By Hayden Dahmm
Despite the recent news of successful COVID-19 vaccine trials, the end of the pandemic still seems a long way off. The data community, however, should be thinking ahead to the end of this crisis, when unique data demands will no longer apply.
To track and mitigate the spread of COVID-19, governments worldwide have had to undertake extraordinary measures, relying heavily on data surveillance systems and analytics. And while the World Health Organization (WHO) has recognized data sharing as a crucial element for a coordinated COVID-19 response, some of these activities are raising questions. For instance, a six-nation survey found that people are generally reluctant to share personal COVID-19 health data with the government or publicly available apps. Indeed, track-and-trace tools in Norway, the UK, Qatar, and India have been shelved or revised amid security and privacy concerns. In the US, contact tracing apps have struggled with low adoption rates. There are also growing concerns about what will happen to these surveillance measures after the pandemic is over, and groups like Privacy International contend that such measures must be immediately terminated post-pandemic.
Moreover, COVID-19 has sparked debates around intellectual property rights, limitations on data re-use, and how long data should be retained. These critical issues are explored in a new brief from SDSN TReNDS and DataReady, titled ‘COVID-19 Data and Data Sharing Agreements: The Potential of Sunset Clauses and Sunset Provisions.’ The brief examines data legislation and data sharing agreements (DSAs) in the context of COVID-19, discussing steps that can be taken to ensure that these data interventions are safely and responsibly wound down at the end of the pandemic.
A “sunset clause” is a legal term describing how a piece of emergency legislation should come to an end. In effect, it places a time limit on the legislation, requiring the government to enact new legislation if it wants to continue with certain actions. Sunset clauses have been important for dealing with exceptional circumstances, such as terrorism or disinformation, and a number of countries have now incorporated them into COVID-19 emergency legislation, including the UK, Singapore, Canada, and Israel.
Sunset clauses can also be valuable when creating legislation around contact tracing programs. The European Data Protection Board has advised that personal data collected for contact tracing should only be held for the length of the COVID-19 crisis, after which it should either be erased or anonymized. Several governments have already reflected this principle in laws and regulations with the use of sunset clauses. For example, the French government’s contact tracing app includes automatic data deletion, and the government plans to phase out the app post-COVID-19. Australia, meanwhile, has passed legislation stipulating that data collected through its COVID-19 app cannot be stored on a communications device for more than 21 days, and the data must be deleted once it is no longer required in the pandemic response. These conditions serve to limit the future use of sensitive data by governments, and they can help ensure that these interventions are held accountable.
Alternatively to sunset clauses, a DSA lays out the terms for exchanging data between a specific set of stakeholders, and it is important for establishing trust and responsibility between parties. For instance, a DSA in Ghana has allowed the national statistics office (NSO) to access anonymized, aggregated mobile data from a network operator with the help of a third-party organization to assess the impact of COVID-19 lockdown measures in the country.
However, the question of data “ownership” in a DSA can be a highly complicated and uncertain one, and privacy advocates are calling for additional protections to be put in place for sharing COVID-19 data. If national legislation does not require data to be deleted or anonymized, then individual DSAs can specify their own conditions with a “sunset provision,” which describes how data sharing practices should be drawn to a close. Although voluntary for the parties to a DSA, an effective sunset provision should address intellectual property rights, mandatory deletion rules, obligations to retain certain data, anonymization requirements, and any future use of the data that might be permitted.

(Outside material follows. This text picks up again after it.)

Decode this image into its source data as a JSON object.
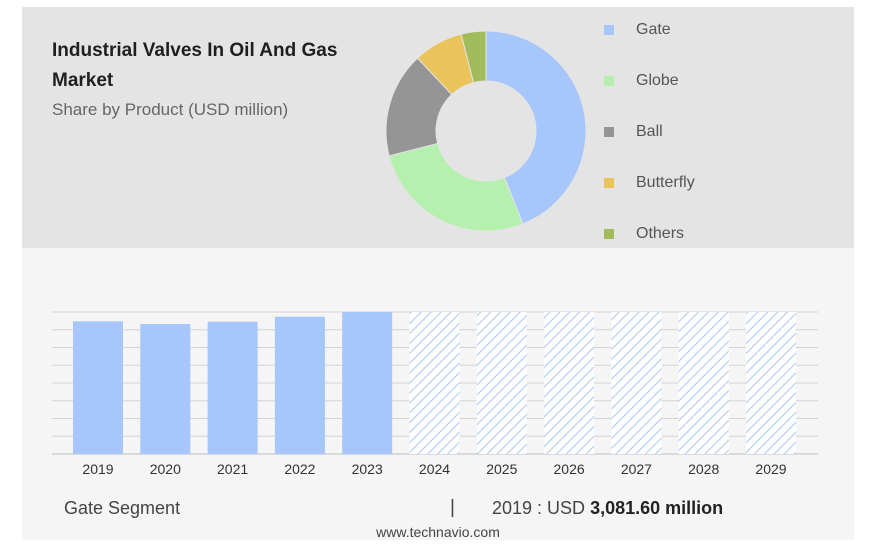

Yet given the acute time pressures, along with the limited data protections found in many countries, some COVID-19 data partnerships have held off on creating formal agreements. Instead, relationships between parties are often simply based on trust, though they might document their commitments in an informal memorandum of understanding (MOU). From our discussions with leading data actors, we understand that these MOUs generally do not address how data sharing will be wound down after the pandemic.
Although they are informal, MOUs could introduce sunset provisions similar to those found in formal agreements. Sunset clauses and provisions can be important tools for ensuring that we maintain the right balance between safeguarding data rights and individuals’ privacy and governments’ needs to tackle COVID-19. By including appropriate language in national legislation and individual agreements now, we can make sure that the necessary data are available to inform pandemic responses, while also minimizing the risk of misuse.

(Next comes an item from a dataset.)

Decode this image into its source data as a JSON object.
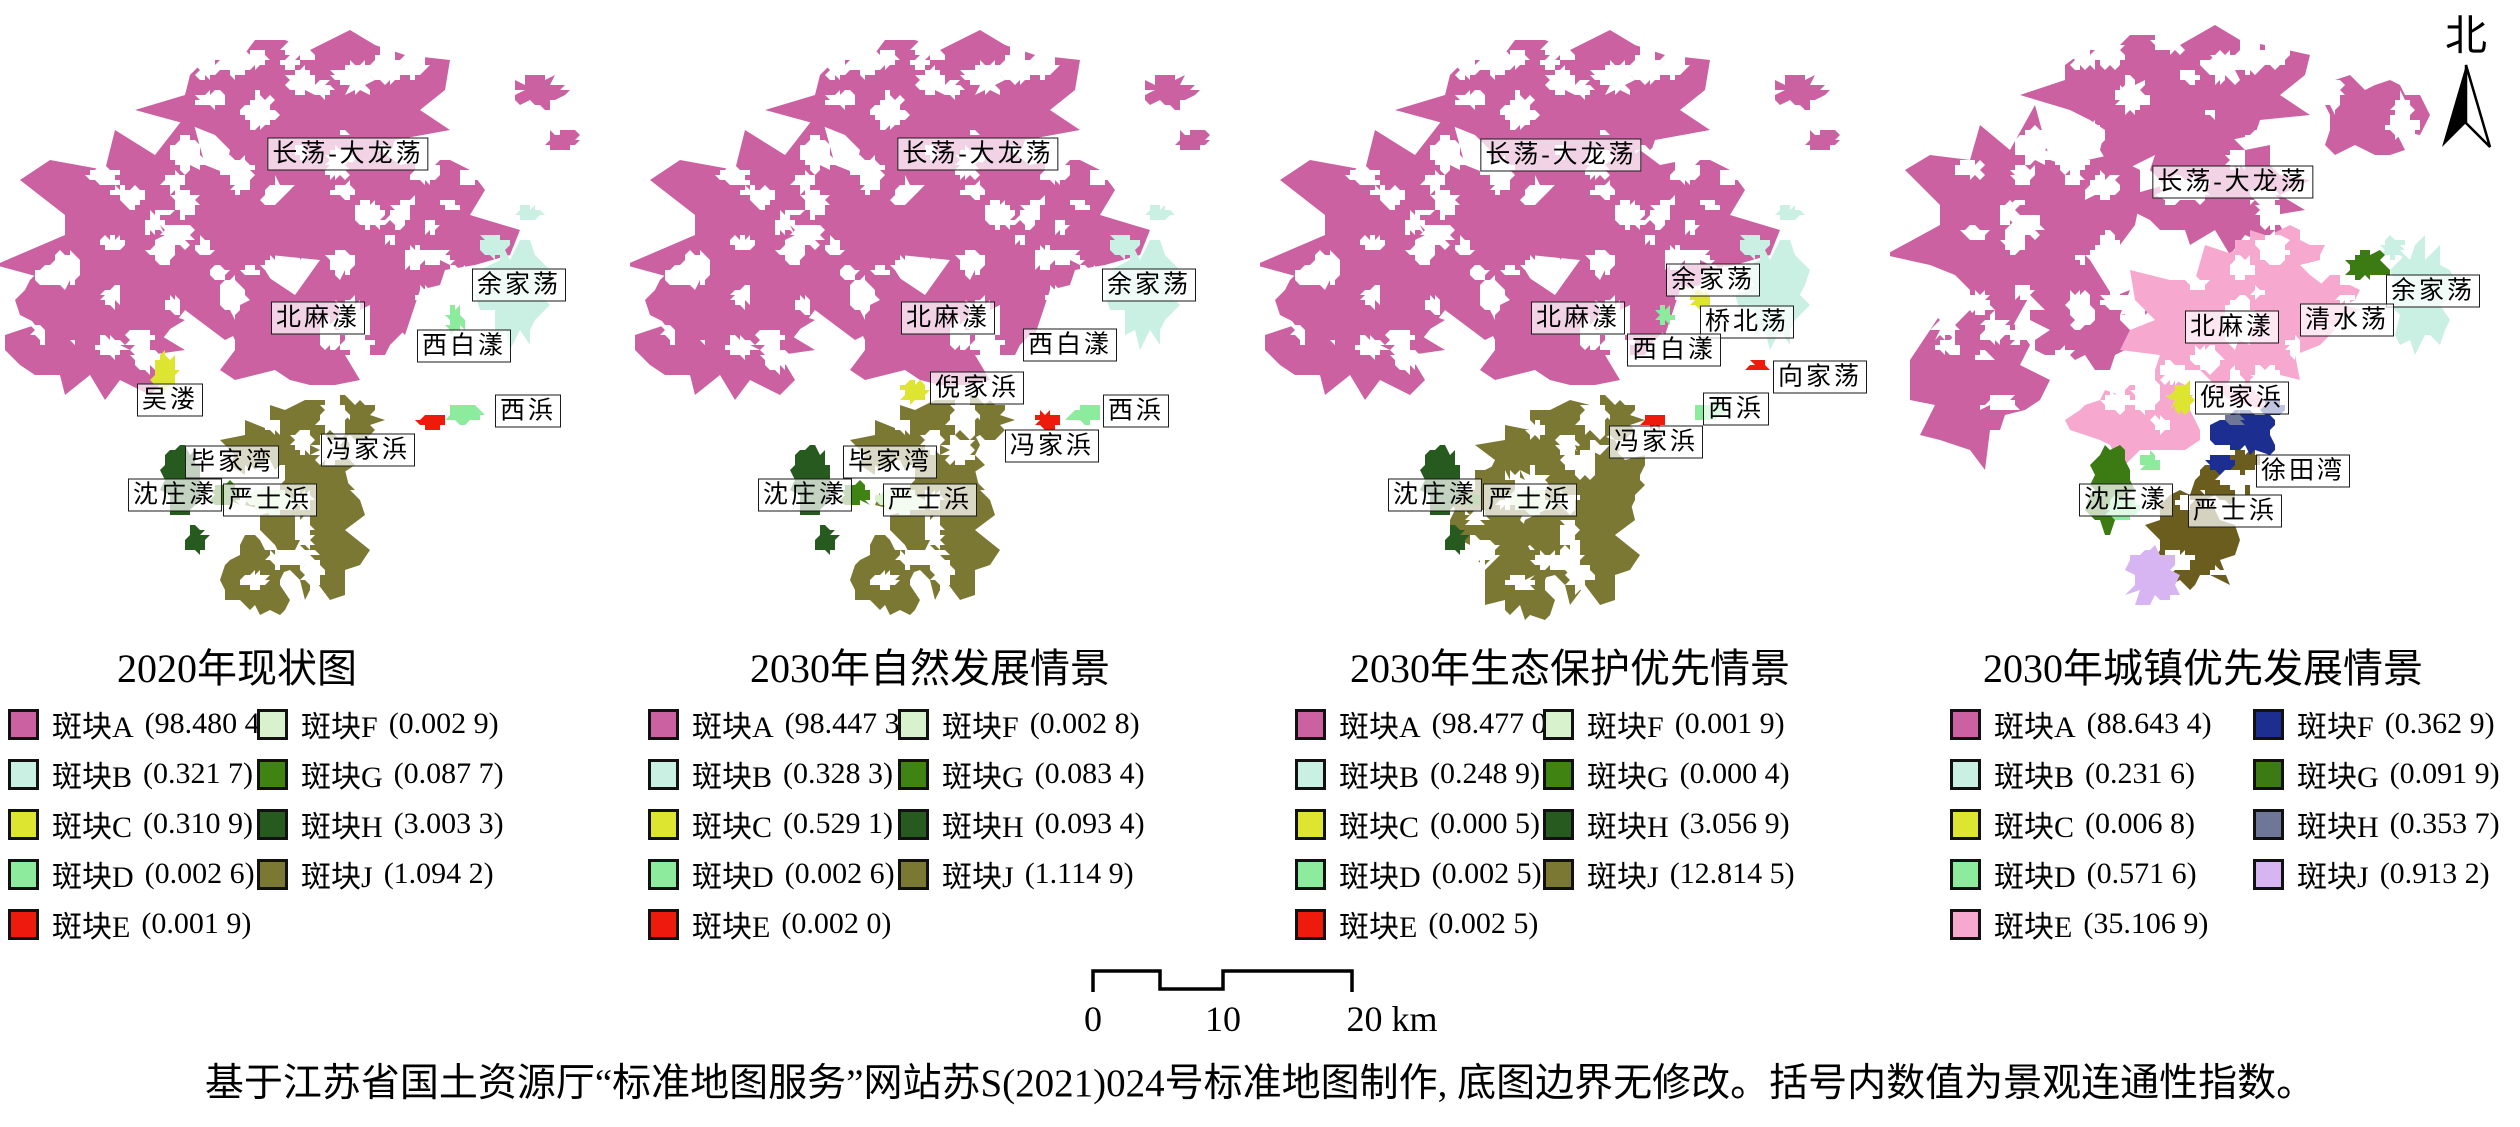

Fortunately, sunset clauses and sunset provisions are already effectively being used around the world. More lawmakers and data stakeholders will need to think through the legal complexities and technical needs to bring about appropriate data governance procedures going forward.
The author of this guest article, Hayden Dahmm, is a Manager at the Sustainable Development Solutions Network’s (SDSN) Thematic Research Network on Data and Statistics (TReNDS).